Ich brauche den Schreibtisch nicht gleich zu bezahlen, also sind Sie auch nicht für jezt gerade dadurch mit neuen Ausgaben belästigt. Wenn es Ihnen aber möglichwäre, noch mit einigen Karolinen mir in einiger Zeit auszuhelfen, und mich so vollends sicher zu stellen, so werde ich es mit herzlichem Dank annehmen und wohl auf ein Jahr lang Sie, liebste Mutter! unbelästiget lassen können. Haben Sie eben jezt noch Gedult mit mir! An Fleiß und gutem Muth und gehöriger möglichster Einschränkung soll es nun und nimmer fehlen.
Es betrübt mich genug, da ich andern Menschen und besonders den Meinigen nur Freude machen möchte, daß ich für jezt nur immer mehr empfangen muß, als geben kann.
Tausend Grüße an meine theure Schwester! Ich habe neulich unterwegs ein kleines Gedicht an sie entworfen, das ich ihr nächstens schiken will, wenn es ihr einen vergnügten Augenblik machen sollte. Landauers empfehlen sich Ihnen und der Schwester. Ich hoffe immer noch, daß wir in kurzem Friede haben, und von kriegerischen Unruhen befreit seyn werden.
Ich habe noch eine ziemliche Quantität weiße Wäsche in meinem Koffre gefunden, Sie dürfen sich also nicht wundern, wenn Sie unter der schwarzen Wäsche manches nicht finden, was zur ganzen Anzahl gehörte.

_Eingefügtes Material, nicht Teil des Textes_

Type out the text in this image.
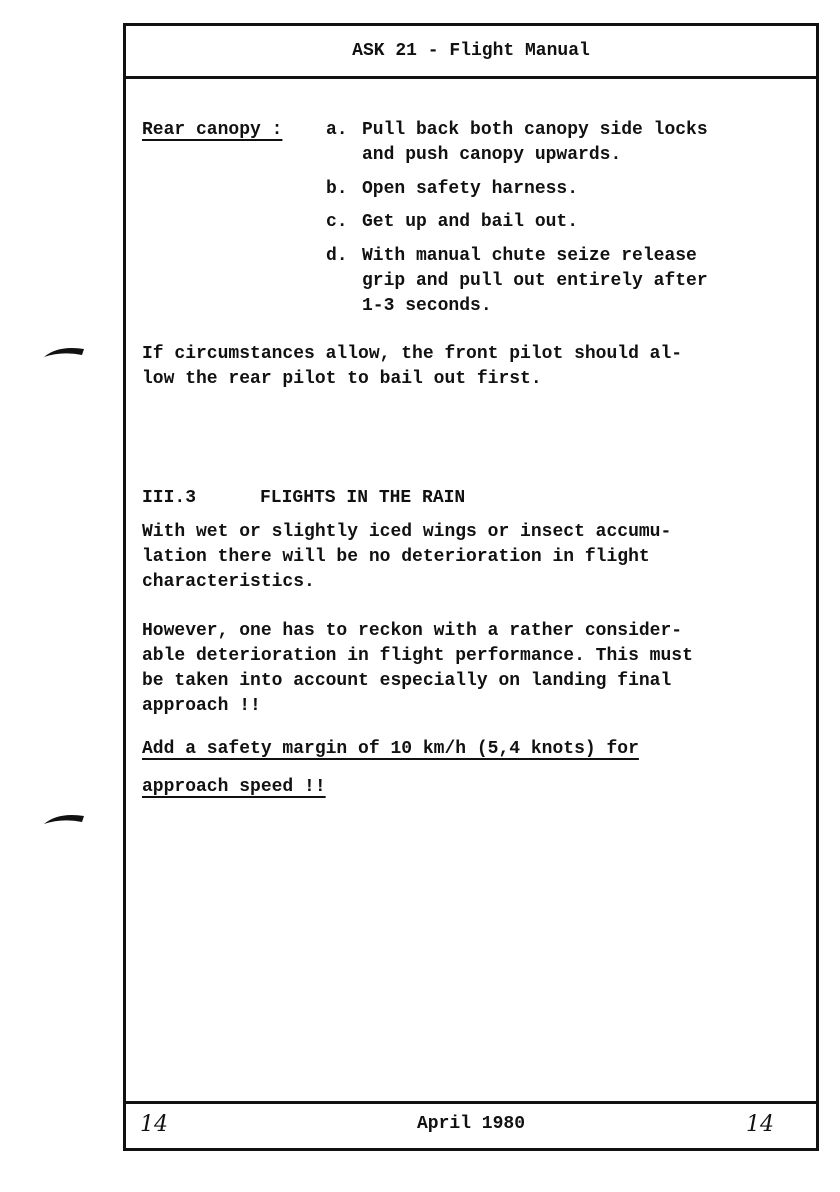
ASK 21 - Flight Manual
Rear canopy : a. Pull back both canopy side locks
and push canopy upwards.
b. Open safety harness.
c. Get up and bail out.
d. With manual chute seize release
grip and pull out entirely after
1-3 seconds.
If circumstances allow, the front pilot should al-
low the rear pilot to bail out first.
III.3	FLIGHTS IN THE RAIN
With wet or slightly iced wings or insect accumu-
lation there will be no deterioration in flight
characteristics.
However, one has to reckon with a rather consider-
able deterioration in flight performance. This must
be taken into account especially on landing final
approach !!
Add a safety margin of 10 km/h (5,4 knots) for
approach speed !!
14	April 1980	14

Die Beinkleider bitte ich auszubessern, und die kurzen färben zu lassen. Ich will Ihnen im nächsten Briefe schreiben, wie viel ich Hembden p.p. noch hier habe, daß Sie sehen können, wie viel mir fehlt.
Küssen Sie die lieben Kinder in meinem Nahmen. Ewig Ihr dankbarer Sohn Hölderlin.
Der Bücherkasten u. Vorhang ist ganz nach Wunsche ausgefallen. Meine Sachen habe ich alle richtig erhalten.
Nach der Ankunft in Stuttgart. Mit anderer Stimme redend und mglw. schon im Blick auf das zentrale Bild des im Foliobuch folgenden Entwurfs Wie wenn am Feiertage...: Übersetzung des Dionysos-Prologs Η κ ω ∆ ι ο ς π α ι ς τ η ν δ ε … In v. 11 setzt Hölderlin statt der Tochter Heiligtum (ϑ υ γ α τ ρ ο ς σ η κ ο ν) … Feigenbaum (…σ υ κ ο ν) und bringt drei Jahre später, im Gesang Andenken, die beiden klanglich nahen Begriffe - den eingefriedeten Raum unter freiem Himmel und den deutungsvollen Baum - zusammen: Im Hofe aber wächset ein Feigenbaum.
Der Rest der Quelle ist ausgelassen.